Fleur-de-lis intersection blooms again as Lafayette prepares artist tribute at 10th and Main
City will honor artist Linda Vanderkolk, a community force who helped design the initial installation on Upper Main streets
With post-shutdown Mosey Down Main Street season closing in – June 12, hello – and this weekend’s return of “Fresh Air Eats” and its street seating in downtown, the huge, yellow fleur-de-lis patterns at 10th and Main streets, painted and faded beyond recognition twice already since 2015, are back.
This time, the design is heavier duty and less intricate than the hand-painted community projects that produced them the times before.
“But this fleur-de-lis, it’s a flower that keeps blooming,” said Petronio Bendito, an associate professor in the Department of Art and Design at Purdue who helped design the first version as one of downtown Lafayette’s first forays into street art actually done on the actual asphalt.
“And the timing,” Bendito said, “that’s something, too.”
The work, done over three days this week by Globe Asphalt Paving Co., started a week after the death of Linda Vanderkolk, a Purdue art professor and community artist who worked with Bendito to design and install the first project at 10th and Main.
The city plans to install a plaque at the intersection to honor Vanderkolk, who did numerous public art projects in Lafayette, including “Farm Family Objects,” that has served as an entrance to the Lafayette Farmers Market at Fifth and Main streets since 1991. She died May 4. She was 69.
“Linda was such a community hero,” Bendito said. “Where these fleur-de-lis keep blooming in new and different ways is a perfect place to honor her and all she’s done.”
This week’s work was part of sidewalk improvements done on Main Street, between 10th and 11th streets, in the past year, Margy Deverall, a planner with the city’s economic development department, said.
Originally expected to be done last fall, the design includes four, yellow fleur-de-lis – one emanating from each corner, each a nod to Lafayette’s French namesake, the Marquis de Lafayette. These versions were applied with heat the way more traditional traffic markings are. This version of crosswalks is heat-adhered, too, designed to resemble bricks, similar to other parts of downtown.
“The painted design was too intricate for the process and material they use,” Deverall said.
Bendito said the city gave him a heads up about that.
For him, the important part is that the previous two painted versions struck enough of a chord that, as they faded from years of tire wear, the city started fielding queries.
“Margy says that when the fleur-de-lis disappeared, people asked about it: Where did they go?” Bendito said.

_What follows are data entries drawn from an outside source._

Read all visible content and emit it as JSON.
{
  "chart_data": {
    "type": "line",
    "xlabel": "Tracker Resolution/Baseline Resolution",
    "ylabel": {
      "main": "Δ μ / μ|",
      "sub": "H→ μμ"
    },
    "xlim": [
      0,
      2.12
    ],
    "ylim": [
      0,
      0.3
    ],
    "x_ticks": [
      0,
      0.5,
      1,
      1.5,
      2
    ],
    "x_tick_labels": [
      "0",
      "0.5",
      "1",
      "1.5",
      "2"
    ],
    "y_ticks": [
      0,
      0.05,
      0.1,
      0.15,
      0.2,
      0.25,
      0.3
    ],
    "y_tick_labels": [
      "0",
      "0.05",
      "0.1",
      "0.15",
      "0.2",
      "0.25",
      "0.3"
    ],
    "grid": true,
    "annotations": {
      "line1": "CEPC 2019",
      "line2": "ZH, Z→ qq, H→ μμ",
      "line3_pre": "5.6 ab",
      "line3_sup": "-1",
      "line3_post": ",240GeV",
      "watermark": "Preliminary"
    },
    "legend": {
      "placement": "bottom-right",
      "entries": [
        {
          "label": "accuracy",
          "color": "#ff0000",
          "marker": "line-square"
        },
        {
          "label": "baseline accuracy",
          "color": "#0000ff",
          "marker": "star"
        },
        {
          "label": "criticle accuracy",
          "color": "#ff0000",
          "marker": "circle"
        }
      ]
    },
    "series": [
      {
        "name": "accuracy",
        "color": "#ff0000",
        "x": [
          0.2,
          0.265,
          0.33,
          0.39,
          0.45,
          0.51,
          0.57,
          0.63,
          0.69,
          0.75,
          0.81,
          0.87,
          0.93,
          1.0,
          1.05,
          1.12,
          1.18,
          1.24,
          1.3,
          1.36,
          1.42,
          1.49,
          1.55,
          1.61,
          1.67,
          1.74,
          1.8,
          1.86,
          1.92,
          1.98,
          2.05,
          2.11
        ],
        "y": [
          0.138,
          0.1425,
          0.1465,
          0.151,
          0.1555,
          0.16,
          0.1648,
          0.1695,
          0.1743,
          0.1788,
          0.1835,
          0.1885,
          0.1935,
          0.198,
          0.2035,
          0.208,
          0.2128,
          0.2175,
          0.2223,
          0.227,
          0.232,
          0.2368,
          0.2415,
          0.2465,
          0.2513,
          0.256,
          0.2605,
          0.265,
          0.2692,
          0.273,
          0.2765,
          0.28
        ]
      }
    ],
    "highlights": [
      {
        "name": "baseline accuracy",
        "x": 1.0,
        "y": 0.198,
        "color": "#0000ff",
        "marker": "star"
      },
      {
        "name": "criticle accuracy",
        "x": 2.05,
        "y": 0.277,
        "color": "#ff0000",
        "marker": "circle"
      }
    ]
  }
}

The initial Upper Main Street installation was funded by a Place Based Investment Grant, a program of the Indiana Office of Community and Rural Affairs and the Indiana Department of Tourism to promote projects that juiced economic development and quality of life.
Vanderkolk and Bendito intentionally designed crosswalks in bright yellow, orange and white to replicate the colors of traffic signals and signs to calm traffic at the four-way stop, surrounded by new restaurants and shops.
“It was an example of art and function coming together,” Bendito said. “The colors were not random.”
The installation came with a community component. More than 75 volunteers, many of them kids, came on a Saturday of a Mosey Down Main Street festival to paint yellow fleur-de-lis designs against the orange background of four crosswalks.
To make that work, the artists created laser-cut stencils that allowed templates so dozens of people could get a brush, get on the ground and paint one of the fleur-de-lis.
Bendito said he and Vanderkolk simplified the shape of the floral image – “Simpler and modernized in our own way,” he said – so they could be done in a single day.
“It was a complete strategic effort,” he said.
Bendito and Vanderkolk repainted the crosswalks in 2018, this time scaling back the design given that the community help wouldn’t be there. The 2021 version takes on a different feel.
Bendito said he was fine with that. The fleur-de-lis design – one he and Vanderkolk simplified for their own purposes and had hoped would resonate – persists in the latest version.
“It means, I feel, we found something that reflected the values of the community – something that really connected,” Bendito said. “Linda and I couldn’t have asked for anything better.”
And when this one fades someday?
“One day, maybe we can redo it in all its original glory,” Bendito said. “For now, I’m extremely proud. I’m missing Linda to share in this.”